"Apa yang kau lakukan dengan buku alchemy itu?" tanya Bai Linjue.
"Apa kau buta atau apa? Kau bisa lihat sendiri apa yang aku lakukan. Masih saja bertanya," keluh Liu Heng. Dia sebenarnya masih agak kesal kepada Bai Linjue yang menghentikan dia mencoba obat yang dia buat. "Seharusnya aku yang bertanya. Apa yang kau lakukan di sini?
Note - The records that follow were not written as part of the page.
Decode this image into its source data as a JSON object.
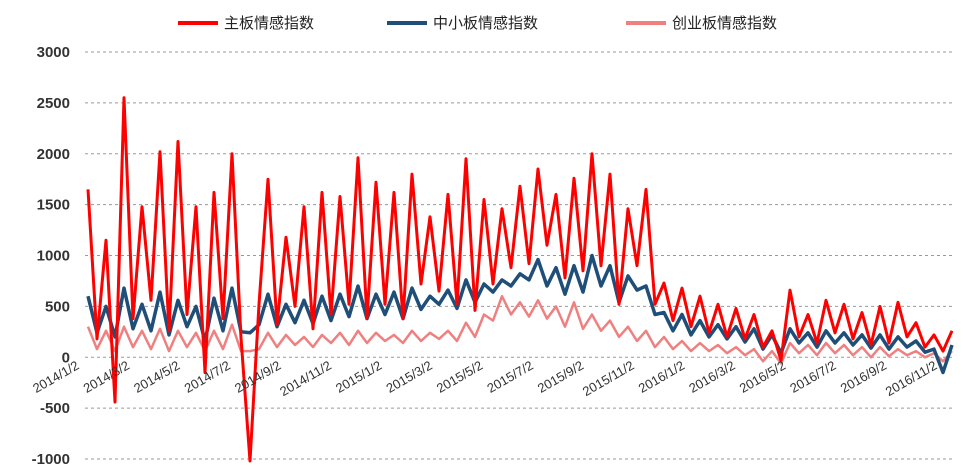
{
  "chart_data": {
    "type": "line",
    "title": "",
    "xlabel": "",
    "ylabel": "",
    "ylim": [
      -1000,
      3000
    ],
    "yticks": [
      -1000,
      -500,
      0,
      500,
      1000,
      1500,
      2000,
      2500,
      3000
    ],
    "ytick_labels": [
      "-1000",
      "-500",
      "0",
      "500",
      "1000",
      "1500",
      "2000",
      "2500",
      "3000"
    ],
    "grid": true,
    "legend": "top-center",
    "x_tick_labels": [
      "2014/1/2",
      "2014/3/2",
      "2014/5/2",
      "2014/7/2",
      "2014/9/2",
      "2014/11/2",
      "2015/1/2",
      "2015/3/2",
      "2015/5/2",
      "2015/7/2",
      "2015/9/2",
      "2015/11/2",
      "2016/1/2",
      "2016/3/2",
      "2016/5/2",
      "2016/7/2",
      "2016/9/2",
      "2016/11/2"
    ],
    "series": [
      {
        "name": "主板情感指数",
        "color": "#ff0000",
        "values": [
          1650,
          180,
          1150,
          -440,
          2550,
          380,
          1480,
          560,
          2020,
          260,
          2120,
          420,
          1480,
          -150,
          1620,
          380,
          2000,
          190,
          -1020,
          520,
          1750,
          320,
          1180,
          500,
          1480,
          280,
          1620,
          420,
          1580,
          520,
          1960,
          390,
          1720,
          520,
          1620,
          380,
          1800,
          720,
          1380,
          650,
          1600,
          520,
          1950,
          460,
          1550,
          720,
          1460,
          880,
          1680,
          920,
          1850,
          1100,
          1600,
          780,
          1760,
          850,
          2000,
          900,
          1800,
          520,
          1460,
          900,
          1650,
          520,
          730,
          360,
          680,
          300,
          600,
          240,
          520,
          200,
          480,
          180,
          420,
          100,
          260,
          -30,
          660,
          200,
          420,
          140,
          560,
          240,
          520,
          180,
          440,
          120,
          500,
          140,
          540,
          200,
          340,
          100,
          220,
          60,
          260
        ]
      },
      {
        "name": "中小板情感指数",
        "color": "#1f4e79",
        "values": [
          600,
          240,
          500,
          200,
          680,
          280,
          520,
          260,
          640,
          220,
          560,
          300,
          500,
          160,
          580,
          260,
          680,
          250,
          240,
          320,
          620,
          300,
          520,
          340,
          560,
          330,
          600,
          360,
          620,
          400,
          700,
          380,
          620,
          420,
          640,
          380,
          680,
          470,
          600,
          520,
          660,
          480,
          760,
          540,
          720,
          640,
          760,
          700,
          820,
          760,
          960,
          700,
          880,
          620,
          900,
          640,
          1000,
          700,
          900,
          540,
          800,
          660,
          700,
          420,
          440,
          260,
          420,
          220,
          360,
          200,
          320,
          180,
          300,
          150,
          280,
          80,
          220,
          40,
          280,
          140,
          240,
          100,
          260,
          140,
          240,
          120,
          220,
          90,
          220,
          80,
          200,
          100,
          160,
          50,
          80,
          -150,
          120
        ]
      },
      {
        "name": "创业板情感指数",
        "color": "#f08080",
        "values": [
          300,
          80,
          260,
          60,
          300,
          100,
          260,
          80,
          280,
          60,
          260,
          100,
          240,
          60,
          260,
          80,
          320,
          60,
          60,
          80,
          240,
          100,
          220,
          120,
          200,
          100,
          220,
          140,
          240,
          120,
          260,
          140,
          240,
          160,
          220,
          140,
          260,
          160,
          240,
          180,
          260,
          160,
          340,
          200,
          420,
          360,
          600,
          420,
          540,
          400,
          560,
          380,
          500,
          300,
          540,
          280,
          420,
          260,
          360,
          200,
          300,
          160,
          260,
          100,
          200,
          80,
          160,
          60,
          140,
          60,
          120,
          40,
          100,
          20,
          80,
          -40,
          60,
          -60,
          140,
          40,
          120,
          20,
          140,
          40,
          120,
          20,
          100,
          0,
          100,
          10,
          80,
          20,
          60,
          0,
          40,
          -40,
          60
        ]
      }
    ]
  }
}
Bukankah kau seharusnya berlatih?"
"Kenapa kau marah denganku?" protes Bai Linjue.
"Aku tidak marah. Aku hanya mempertanyakan fungsi mata yang kau miliki," jawab Liu Heng.
Mereka saling menatap satu sama lain. Mereka sama-sama keras kepala, tetapi pada akhirnya Bai Linjue yang mengalah. Dia tidak bisa terlalu lama menatap wajah Liu Heng. Itu membuat jantungnya berdetak lebih cepat.
Bai Linjue menarik napas dan menghembuskannya dengan perlahan. Dia mencoba untuk menenangkan dirinya. Setelah beberapa kali melakukannya. Dia pun akhirnya bisa cukup tenang. Sedikit lebih tenang.
"Aku hanya penasaran dengan apa yang kau lakukan. Kau mengendap endap dan itu mencurigakan. Aku mengikuti mu dan melihat apa yang terjadi. Setelahnya kau tahu sendiri apa yang terjadi," jelas Bai Linjue.
"Apa yang akan kau lakukan selanjutnya?" tanya Liu Heng.
"A-aku …" Bai Linjue malu-malu. Wajahnya sedikit memerah. "Aku tidak ada kegiatan hari ini. Aku bisa menemanimu membaca atau apa pun itu. Bukankah kau sungguh beruntung?"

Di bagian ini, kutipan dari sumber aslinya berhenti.